Rethinking Navigation Using Quantum Sensing and AI
Quantum sensing and AI are unlocking next-gen navigation — resilient, precise, and independent of GPS
Revolutionizing Navigation with Quantum Sensing and AI: A Deep Dive into MagNav
By Favour Nerrise, AI/ML Resident at SandboxAQ & PhD Candidate at Stanford University
Introduction
Hi everyone! I’m Favour Nerrise, an AI/ML resident at SandboxAQ, where I work on quantum sensing for navigation technologies like AQNav. Combining my PhD research in electrical engineering at Stanford with real-world applications at SandboxAQ has been an incredible journey. Today, I’m excited to share how we’re rethinking navigation using quantum sensing and AI — specifically for airborne applications.
Why Quantum Sensing?
Quantum sensing leverages the principles of quantum mechanics to surpass the limits of traditional sensors (like those in your smartphone). While GPS is widely used, it has vulnerabilities:
- Jamming/Spoofing Risks: GPS relies on satellite signals that can be blocked or manipulated.
- Drift Errors: Over time, GPS accuracy degrades — a critical flaw for aviation and defense.
Enter Magnetic Anomaly Navigation (MagNav):
- Uses Earth’s magnetic field as a passive, jam-resistant signal.

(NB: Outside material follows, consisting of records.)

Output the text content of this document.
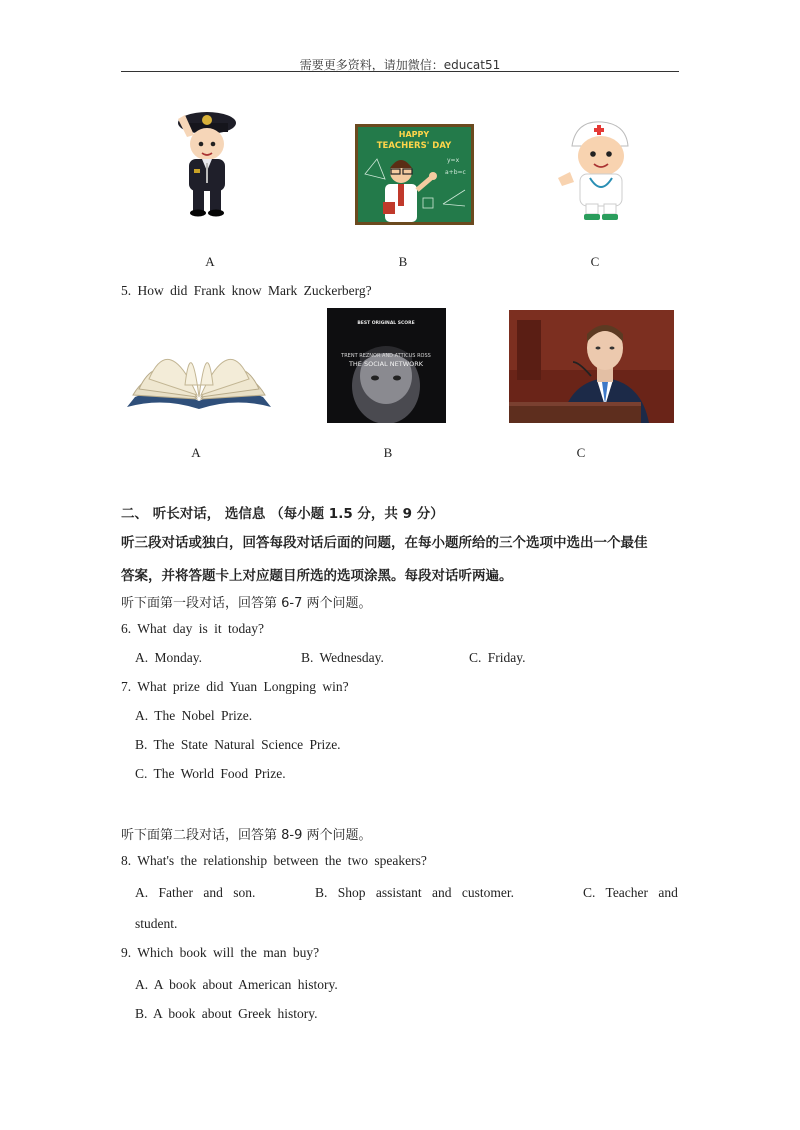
需要更多资料，请加微信：educat51
HAPPY
TEACHERS' DAY
a+b=c
y=x
A	B	C
5. How did Frank know Mark Zuckerberg?
BEST ORIGINAL SCORE
TRENT REZNOR AND ATTICUS ROSS
THE SOCIAL NETWORK
A	B	C
二、 听长对话， 选信息 （每小题 1.5 分，共 9 分）
听三段对话或独白，回答每段对话后面的问题，在每小题所给的三个选项中选出一个最佳
答案，并将答题卡上对应题目所选的选项涂黑。每段对话听两遍。
听下面第一段对话，回答第 6-7 两个问题。
6. What day is it today?
A. Monday.	B. Wednesday.	C. Friday.
7. What prize did Yuan Longping win?
A. The Nobel Prize.
B. The State Natural Science Prize.
C. The World Food Prize.
听下面第二段对话，回答第 8-9 两个问题。
8. What's the relationship between the two speakers?
A. Father and son.	B. Shop assistant and customer.	C. Teacher and
student.
9. Which book will the man buy?
A. A book about American history.
B. A book about Greek history.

- Enables precise latitude, longitude, and altitude tracking without satellites.
- Ideal for clandestine or high-stakes missions where GPS is unreliable.
The Challenge: Noise vs. Signal
Aircraft generate electromagnetic noise (e.g., from engines or electronics) that interferes with MagNav sensors. Our goal? Separate the true magnetic anomaly signal from the noise. Traditional methods like Tolles-Lawson compensation help, but we turned to AI-driven solutions for greater accuracy.
Physics-Inspired Machine Learning
We tackled this using Liquid Time-Constant Networks (LTCs), a neural architecture inspired by biological systems (like the C. elegans worm!). Key advantages:
- Efficiency: Solves high-dimensional problems with minimal training.
- Closed-Form Solutions: Bakes in physical assumptions, reducing computational overhead.
- Real-Time Processing: Critical for airborne navigation.
Results: 64% Error Reduction
Testing on the Air Force-MIT MagNav Challenge dataset, our LTC model outperformed traditional methods:
- 58–64% lower error vs. Tolles-Lawson baselines.
- Successfully extracted weak magnetic signals from noisy aircraft data.
- Demonstrated potential for real-time, drift-resistant navigation.
Future Directions
- SciML Integration: Embedding deeper physics into models for better generalizability.
- Unsupervised Denoising: Leveraging large datasets to auto-detect noise patterns.
- Scalability: Optimizing for longer flights and diverse environments.
Closing Thoughts
Quantum sensing and AI are unlocking next-gen navigation — resilient, precise, and independent of GPS. At SandboxAQ, we’re pushing these boundaries further, with exciting applications ahead.